In the midst of this firestorm, right-wing elements have tried to knock the media for missing evidence dating back to Northam’s successful run for lieutenant governor in 2013 that would supposedly prove he was still a racist. What’s that, you ask? It centers around a clip from Northam’s debate with his Republican counterpart, E. W. Jackson. Watch here.
As WTKR in Norfolk wound up its coverage, Northam pointedly refused to shake Jackson’s hand. At the time, right-wingers tried to spin this as evidence that Northam was a closet racist. The video gained new momentum on the right-wing tubes when Ryan Saavedra of the Daily Wire got his hands on it.
Virginia Democrat Governor Ralph Northam refused to shake the hand of his black opponent E.W. Jackson during a 2013 debate for the lieutenant governor’s seat.
Jackson tries to shake Northam's hand and Northam wouldn't even acknowledge his existence. pic.twitter.com/avuBqcwp7g
— Ryan Saavedra (@RealSaavedra) February 2, 2019
But, as they say, the devil is in the details.
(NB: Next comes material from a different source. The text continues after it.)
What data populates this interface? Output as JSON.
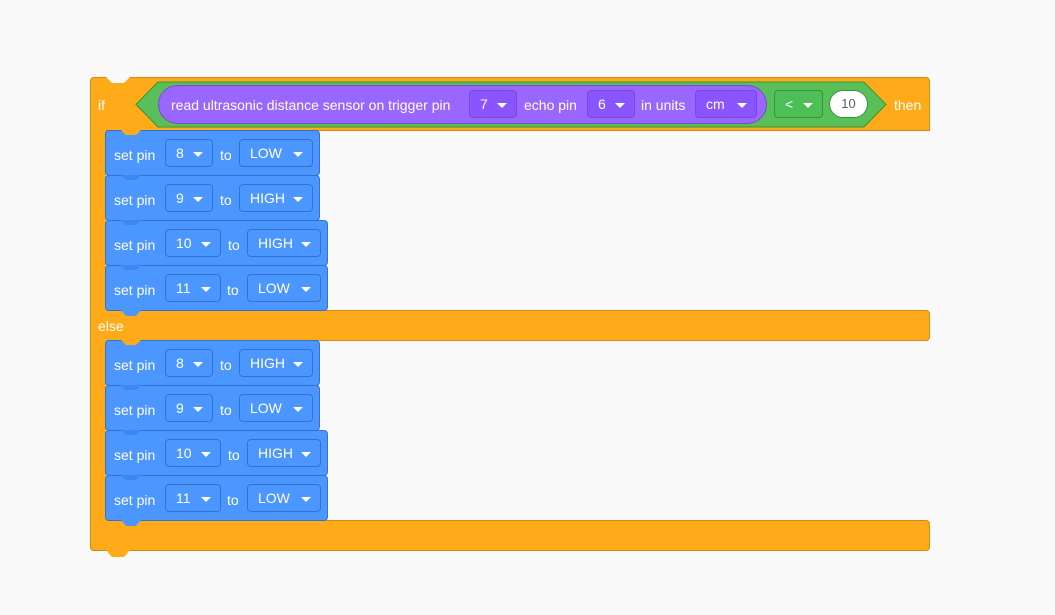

Anyone who followed the 2013 lieutenant governor’s race would have completely understood why Northam rebuffed Jackson. After all, Jackson ran one of the most divisive campaigns in recent American history.
During that campaign, Jackson made nada, zip, zero effort to prove that he would be lieutenant governor for all Virginians if elected. He gained infamy for making horribly bigoted remarks about gays, saying they were “perverted,” “degenerate” and “frankly very sick people,” among other things. He also smeared Barack and Michelle Obama as pinkos, and accused then-President Obama of being a radical Islamist sympathizer at best.
As far as Jackson was concerned, though, we had no right to call him out on such pigweed. Earlier in 2013, he used an appearance on American Family Radio’s afternoon drive-time show, “Focal Point,” to wring his hands at how his critics inside and outside Virginia were reaming him for his hard-right social views. To hear Jackson talk, we had no right to call him out for his past comments because–wait for it–it was unconstitutional to attack him for anything he “believed or said as a minister.” No, this isn’t snark. Watch here.
News flash, E. W. When you speak on political matters, your political outlook is fair game, regardless of your vocation.
If I had been the Democratic nominee for lieutenant governor and I’d known about these outrageous comments from Jackson, I’d be hard pressed to shake his hand either. And I’m a black man. Those saying that Northam dissed Jackson forget that respect is earned. Ultimately, Northam cleaned Jackson’s clock, 55-44.
To be sure, Northam has some explaining to do. He now denies being in that racist picture, just hours after admitting he was in it. That raises an obvious question–why didn’t he object to that picture being on his page at the time? Remember, this was in 1984, a time when it was amply established that blackface and KKK regalia were completely unacceptable.
That being said, though, anyone who is trying to use that debate clip to prove that the media was asleep at the switch in 2013 is barking up the wrong tree. You simply cannot credibly use that clip as proof in and of itself that Northam still harbored racist sentiments. While Northam has some questions to answer, none of them involve that clip.